Zimbabwe has confirmed a change to the application of Value Added Tax (VAT) that will impact tourism activities and transfers effective 1 January 2026, following confirmation of new legislation signed into law.
In addition to the previously announced VAT increase, VAT will now be applied to all tourism activities and transfers that were previously zero rated. Despite efforts by the tourism industry to seek a deferment, the revised VAT application will take effect from the beginning of 2026.
As a result, a 15.5 percent VAT increase will apply to activities and transfers operated within Zimbabwe. Tourism operators, including Bushtracks, have confirmed that revised rates will be introduced to reflect the statutory change.
For Bushtracks-owned and operated tours and transfers, revised 2026 rates will apply from 1 January 2026 for Zimbabwe-based products or itineraries that include services operated within Zimbabwe. For third-party products, rate adjustments will be applied in line with each supplier’s approach, with updated pricing to be shared once confirmed.

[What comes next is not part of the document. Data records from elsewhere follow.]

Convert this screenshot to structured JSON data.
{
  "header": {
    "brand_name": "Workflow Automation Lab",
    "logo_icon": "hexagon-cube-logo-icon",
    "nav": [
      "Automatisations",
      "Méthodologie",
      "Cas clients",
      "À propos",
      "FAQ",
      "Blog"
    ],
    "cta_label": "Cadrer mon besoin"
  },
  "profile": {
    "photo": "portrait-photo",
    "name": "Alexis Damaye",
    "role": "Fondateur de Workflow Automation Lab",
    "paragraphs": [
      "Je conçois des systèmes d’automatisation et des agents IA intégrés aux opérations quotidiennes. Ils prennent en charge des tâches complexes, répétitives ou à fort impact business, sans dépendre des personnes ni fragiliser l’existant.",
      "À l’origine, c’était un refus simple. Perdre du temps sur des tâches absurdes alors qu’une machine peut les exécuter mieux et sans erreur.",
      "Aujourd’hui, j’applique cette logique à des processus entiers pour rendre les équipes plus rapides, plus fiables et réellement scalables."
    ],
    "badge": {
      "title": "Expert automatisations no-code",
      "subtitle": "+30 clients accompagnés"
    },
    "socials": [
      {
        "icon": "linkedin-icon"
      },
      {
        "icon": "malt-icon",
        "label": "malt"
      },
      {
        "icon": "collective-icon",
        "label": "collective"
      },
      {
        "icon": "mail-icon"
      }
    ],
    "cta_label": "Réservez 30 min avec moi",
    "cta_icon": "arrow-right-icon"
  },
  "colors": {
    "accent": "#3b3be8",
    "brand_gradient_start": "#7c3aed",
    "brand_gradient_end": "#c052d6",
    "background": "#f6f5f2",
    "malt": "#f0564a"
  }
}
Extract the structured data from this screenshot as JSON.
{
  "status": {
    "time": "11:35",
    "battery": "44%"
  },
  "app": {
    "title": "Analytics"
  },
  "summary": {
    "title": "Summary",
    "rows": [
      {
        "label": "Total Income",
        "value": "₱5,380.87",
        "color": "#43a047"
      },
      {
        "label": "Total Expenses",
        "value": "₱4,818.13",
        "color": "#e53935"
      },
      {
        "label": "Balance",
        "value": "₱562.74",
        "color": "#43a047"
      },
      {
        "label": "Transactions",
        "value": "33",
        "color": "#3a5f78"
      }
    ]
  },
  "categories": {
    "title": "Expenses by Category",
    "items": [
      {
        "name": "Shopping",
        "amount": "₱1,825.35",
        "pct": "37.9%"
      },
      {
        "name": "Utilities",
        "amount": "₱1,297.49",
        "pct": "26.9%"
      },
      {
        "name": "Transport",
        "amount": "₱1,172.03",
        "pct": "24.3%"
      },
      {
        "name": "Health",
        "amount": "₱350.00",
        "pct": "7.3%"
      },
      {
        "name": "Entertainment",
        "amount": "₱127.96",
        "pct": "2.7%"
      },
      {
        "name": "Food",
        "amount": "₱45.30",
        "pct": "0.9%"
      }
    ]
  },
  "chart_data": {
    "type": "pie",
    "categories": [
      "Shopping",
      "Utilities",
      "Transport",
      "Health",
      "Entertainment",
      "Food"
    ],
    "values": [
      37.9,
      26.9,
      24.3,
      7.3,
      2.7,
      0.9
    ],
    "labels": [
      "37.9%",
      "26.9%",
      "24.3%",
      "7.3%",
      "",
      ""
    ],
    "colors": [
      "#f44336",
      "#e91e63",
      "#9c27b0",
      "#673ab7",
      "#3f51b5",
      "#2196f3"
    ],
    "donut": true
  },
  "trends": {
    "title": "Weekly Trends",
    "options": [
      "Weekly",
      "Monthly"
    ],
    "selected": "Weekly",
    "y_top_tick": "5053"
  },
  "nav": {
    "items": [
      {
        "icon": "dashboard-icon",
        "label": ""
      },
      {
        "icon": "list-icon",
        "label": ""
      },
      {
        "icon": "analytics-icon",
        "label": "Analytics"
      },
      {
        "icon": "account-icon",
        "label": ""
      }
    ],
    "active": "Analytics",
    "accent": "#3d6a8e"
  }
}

Existing bookings that are fully paid will be honoured at the original confirmed rate. For agents operating on credit facilities, confirmed and invoiced bookings travelling in January 2026 will be honoured at existing rates, while bookings travelling from February 2026 onwards will be re-invoiced at the revised rates. Any bookings not yet paid in full will be subject to the updated pricing.
Updated rates will be shared in due course and made available via supplier agent portals. Trade partners are encouraged to contact their supplier directly for clarification on individual bookings or quotes currently on hold.
Operators have emphasized that the VAT adjustment is a statutory change affecting the industry broadly and that efforts are underway to manage the transition as smoothly as possible for trade partners and clients.